This project implements a parallel sparse matrix solver using CUDA, featuring different optimization strategies including Level Analysis (LA) and Cache-Aware (CA) approaches.
- CUDA Toolkit (version 12.8 or compatible)
- NVIDIA GPU with CUDA support
- GCC/G++ compiler
- Make
- NVIDIA Nsight Systems (nsys) for performance profiling (optional)
.
├── include/ # Header files
├── src/ # Source files
├── data/ # Test matrices
├── build/ # Build artifacts
├── Makefile # Build configuration
└── run.sh # Execution script
-
Make sure you have CUDA toolkit installed. The default path is set to
/opt/nvidia/hpc_sdk/Linux_x86_64/2023/cuda/12.8. If your CUDA installation is in a different location, modify theCUDA_HOMEvariable in the Makefile. -
Build the project:
make clean # Clean previous build artifacts
make # Build the projectThis will create an executable named run_sparse in the root directory.

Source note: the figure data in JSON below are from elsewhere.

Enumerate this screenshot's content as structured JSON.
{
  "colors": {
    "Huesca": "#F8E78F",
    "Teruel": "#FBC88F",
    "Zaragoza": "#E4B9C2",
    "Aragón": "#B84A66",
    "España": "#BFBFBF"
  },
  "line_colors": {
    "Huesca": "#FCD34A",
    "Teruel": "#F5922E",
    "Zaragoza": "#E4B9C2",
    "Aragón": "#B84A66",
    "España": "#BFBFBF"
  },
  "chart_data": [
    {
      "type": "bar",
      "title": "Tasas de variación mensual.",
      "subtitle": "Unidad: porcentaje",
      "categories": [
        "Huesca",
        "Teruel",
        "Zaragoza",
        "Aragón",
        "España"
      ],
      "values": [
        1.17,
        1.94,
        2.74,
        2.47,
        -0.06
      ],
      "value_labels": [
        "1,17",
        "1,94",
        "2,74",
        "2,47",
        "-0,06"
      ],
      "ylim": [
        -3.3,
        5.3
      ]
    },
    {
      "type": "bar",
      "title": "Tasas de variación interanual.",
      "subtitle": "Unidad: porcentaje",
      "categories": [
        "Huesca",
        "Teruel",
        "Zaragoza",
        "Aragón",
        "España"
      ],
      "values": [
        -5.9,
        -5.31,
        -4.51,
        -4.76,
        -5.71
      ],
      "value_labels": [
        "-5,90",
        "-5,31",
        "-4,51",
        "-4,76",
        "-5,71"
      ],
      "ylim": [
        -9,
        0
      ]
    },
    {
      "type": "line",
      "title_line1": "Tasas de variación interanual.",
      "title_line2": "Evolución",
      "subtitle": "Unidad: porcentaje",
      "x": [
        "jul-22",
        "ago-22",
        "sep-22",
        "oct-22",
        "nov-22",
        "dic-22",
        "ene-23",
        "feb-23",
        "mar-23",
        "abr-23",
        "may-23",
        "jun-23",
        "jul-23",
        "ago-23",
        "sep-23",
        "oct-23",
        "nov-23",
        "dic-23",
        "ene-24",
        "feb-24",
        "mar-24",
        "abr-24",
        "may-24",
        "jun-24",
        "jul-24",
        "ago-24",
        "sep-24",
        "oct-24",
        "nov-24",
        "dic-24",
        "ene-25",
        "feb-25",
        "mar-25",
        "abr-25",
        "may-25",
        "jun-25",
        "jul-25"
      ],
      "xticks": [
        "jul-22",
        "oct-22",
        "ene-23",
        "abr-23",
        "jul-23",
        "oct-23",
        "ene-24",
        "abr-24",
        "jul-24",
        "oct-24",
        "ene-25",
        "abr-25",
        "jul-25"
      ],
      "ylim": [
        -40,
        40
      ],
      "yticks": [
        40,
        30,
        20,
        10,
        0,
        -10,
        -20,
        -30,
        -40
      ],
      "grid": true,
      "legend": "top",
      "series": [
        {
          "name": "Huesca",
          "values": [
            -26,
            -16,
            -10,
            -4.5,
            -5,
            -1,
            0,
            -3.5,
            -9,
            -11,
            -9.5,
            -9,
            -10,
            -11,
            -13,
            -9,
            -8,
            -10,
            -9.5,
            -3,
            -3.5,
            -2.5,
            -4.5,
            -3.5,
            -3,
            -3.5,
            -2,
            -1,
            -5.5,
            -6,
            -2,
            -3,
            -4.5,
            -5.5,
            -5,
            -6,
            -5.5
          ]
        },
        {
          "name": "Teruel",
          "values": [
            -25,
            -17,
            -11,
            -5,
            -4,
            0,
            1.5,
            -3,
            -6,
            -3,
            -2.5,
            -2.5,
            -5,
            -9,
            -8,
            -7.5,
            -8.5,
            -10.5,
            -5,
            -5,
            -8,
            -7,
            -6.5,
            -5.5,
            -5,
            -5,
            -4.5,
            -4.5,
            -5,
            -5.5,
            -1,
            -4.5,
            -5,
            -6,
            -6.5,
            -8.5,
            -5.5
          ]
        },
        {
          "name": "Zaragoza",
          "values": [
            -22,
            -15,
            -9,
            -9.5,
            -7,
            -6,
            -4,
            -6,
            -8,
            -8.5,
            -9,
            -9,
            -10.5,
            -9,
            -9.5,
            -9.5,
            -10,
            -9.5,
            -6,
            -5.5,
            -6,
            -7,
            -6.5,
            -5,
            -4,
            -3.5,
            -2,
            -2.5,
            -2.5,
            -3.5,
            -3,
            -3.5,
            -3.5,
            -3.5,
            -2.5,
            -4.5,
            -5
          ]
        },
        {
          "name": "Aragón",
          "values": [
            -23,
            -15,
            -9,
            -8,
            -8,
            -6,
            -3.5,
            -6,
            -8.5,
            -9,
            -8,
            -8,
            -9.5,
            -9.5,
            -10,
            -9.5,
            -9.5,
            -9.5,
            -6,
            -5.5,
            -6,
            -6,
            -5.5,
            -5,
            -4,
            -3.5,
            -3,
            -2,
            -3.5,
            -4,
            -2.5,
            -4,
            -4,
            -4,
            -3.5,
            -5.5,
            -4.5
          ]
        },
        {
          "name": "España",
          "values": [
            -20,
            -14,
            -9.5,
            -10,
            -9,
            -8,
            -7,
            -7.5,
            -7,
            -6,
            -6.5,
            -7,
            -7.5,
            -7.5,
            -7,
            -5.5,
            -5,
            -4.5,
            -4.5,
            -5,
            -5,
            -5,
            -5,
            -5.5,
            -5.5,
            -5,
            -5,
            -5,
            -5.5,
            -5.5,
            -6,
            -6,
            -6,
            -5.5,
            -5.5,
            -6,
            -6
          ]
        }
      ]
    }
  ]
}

The project comes with a convenient run.sh script that runs the solver on multiple test matrices with different optimization strategies.
- onetone1
- onetone2
- bcircuit
- G2_circuit
- hcircuit
- parabolic_fem
- Run with default settings:
./run.sh- Run with a specific size parameter:
./run.sh <size>The script will:
- Run each matrix 20 times
- Use the LEVEL optimization strategy
- Generate performance metrics for analysis
You can also run the solver manually:
./run_sparse <matrix_file> [optimization_strategy] [size]Where:
<matrix_file>: Path to the matrix file (e.g., "data/onetone1/onetone1.mtx")[optimization_strategy]: Optional optimization strategy (e.g., "LA_OPT")[size]: Task granularity size
To get detailed performance metrics using NVIDIA Nsight Systems:
nsys profile --stats=true ./run_sparse <matrix_file> [optimization_strategy] [size]For example:
nsys profile --stats=true ./run_sparse ./data/onetone1/onetone1 LA_OPTThe solver compares its results with serial execution for validation. The console output shows the running time and verification status:
Input: ./data/onetone1/onetone1.mtx
Algorithm: LA_OPT
Granularity: 2048
[CUDA LA_OPT Solve Time] 114.96 ms
[PASS] GPU == CPU
When running with nsys, the solver generates performance metrics and analysis files:
.nsys-repfiles: NVIDIA Nsight Systems performance reports.sqlitefiles: Performance data in SQLite format
To clean build artifacts:
make cleanHelal, Ahmed E., et al. "Adaptive task aggregation for high-performance sparse solvers on GPUs." 2019 28th International Conference on Parallel Architectures and Compilation Techniques (PACT). IEEE, 2019.